The research group is led by Prof. Oleg Seleznjev at the Department of Mathematics and Mathematical Statistics .
Stochastic processes concern sequences of events governed by probabilistic laws. Over the last decades there has been a growing interest in stochastic modelling with random functions (stochastic processes and fields). New computational advances are offered by numerical and simulation studies in domains such as statistical estimation, machine learning, data mining, function analysis and approximation, and related disciplines. New modern inference techniques have become effective in dealing with many of the complex stochastic structures which characterize real-life phenomena in physics, bioinformatics, biology, medicine, industry, finance, and networks.
Numerical analysis and simulation of random functions
In many applications with modeling random functions (stochastic processes and fields), only discrete information (the values at discrete time/space points or aggregated information in a number of intervals) is available. Numerical analysis of random functions considers the relevance of the obtained discretized results (or simulations) to an initial continuous model, studies approximation errors for various numerical techniques and classes of random functions. These interdisciplinary problems are investigated by methods of mathematical statistics, approximation theory, computer science. Various approximation methods (e.g., splines, kriging in earth sciences) and numerical problems (stochastic differential equations in financial mathematics, quadratures) are of interest for a single random function. One main aspect regarded in this research is the smoothness in a certain sense of observed random functions; this is crucial for success of function approximation techniques. The close relationship between the smoothness properties of a function and the best rate of its linear approximation is one of the basic ideas of conventional (deterministic) approximation theory. We develop an approach based on similar properties for random functions. The main aim of this research is to develop new and to improve existing techniques for evaluation of the approximation accuracy for numerical analysis of random functions. Simulation techniques are based on discretized data. The second aim is to apply the above approximation results to stochastic modeling with controlled committed errors to obtain computational tools with exact evaluated bounds for the errors and for a control of the relevance of the obtained results to an original continuous (analog) model. The main application areas for the above results are financial mathematics, signal processing , and earth sciences.

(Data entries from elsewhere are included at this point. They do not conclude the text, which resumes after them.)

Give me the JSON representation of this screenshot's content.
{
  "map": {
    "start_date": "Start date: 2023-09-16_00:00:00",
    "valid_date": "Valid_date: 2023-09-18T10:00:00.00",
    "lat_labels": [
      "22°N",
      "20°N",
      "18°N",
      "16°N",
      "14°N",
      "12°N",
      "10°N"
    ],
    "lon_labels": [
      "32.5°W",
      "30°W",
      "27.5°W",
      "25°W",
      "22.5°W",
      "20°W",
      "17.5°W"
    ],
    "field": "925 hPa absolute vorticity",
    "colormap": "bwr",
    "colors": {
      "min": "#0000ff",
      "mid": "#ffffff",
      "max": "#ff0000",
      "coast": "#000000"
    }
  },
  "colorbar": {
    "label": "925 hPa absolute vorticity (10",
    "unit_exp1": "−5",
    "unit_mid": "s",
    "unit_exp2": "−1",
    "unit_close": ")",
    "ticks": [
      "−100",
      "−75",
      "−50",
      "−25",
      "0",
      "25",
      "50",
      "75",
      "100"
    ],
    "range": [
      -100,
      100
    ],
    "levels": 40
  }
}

Stochastic modeling for large databases with uncertain data
A vast growing part of data stored in modern databases are uncertain due to essential randomness (e.g., in bioinformatics, medicine, telecommunication, economics) or due to incorrect, missing and noisy data (e.g., official databases). At the same time we need to use these data as well. This leads to qualitatively new interdisciplinary problems both for statistics and for computer science. Database systems are developed for correct data models and new tools are needed to retrieve and evaluate information in these uncertain data sets. This research aims at developing new statistical models and techniques for database computations with uncertain data. These results will give methods for database researchers and designers to elaborate integrated database systems to work with such data. They can also be useful for related problems in bioinformatics, data mining and environmental and health sciences. The second aim is to study related problems of quantization, compression, and approximation of random signals in databases. The results can be applied, for example, to various problems in telecommunication and multimedia databases, financial mathematics, data mining and bioinformatics.
Quantization of random processes and sequences
Quantization in digital signal processing means discretization of signals and was intensively studied last decades. Nowadays the interest to quantization problems is renewed due to the wide spread of various types of sensors and increased performance requirements. We consider scalar quantization of continuous-valued random signals and related statistical problems in average case setting. A general approach is proposed for quantization and coding/compression of realizations of random processes and sequences. The goal of data compression is to reduce the data significantly while keeping the essential information in the data (signals, images) that will be necessary for a given application (for example, run-length encoding (RLE)). Asymptotic properties and structure of an additive noise model are studied for uniform and non-uniform quantizers. The main distinction from the conventional methods is that the correlation structure of the random process is exploited to evaluate the quantization rate (or memory capacity) needed for coding and archiving process realizations in average.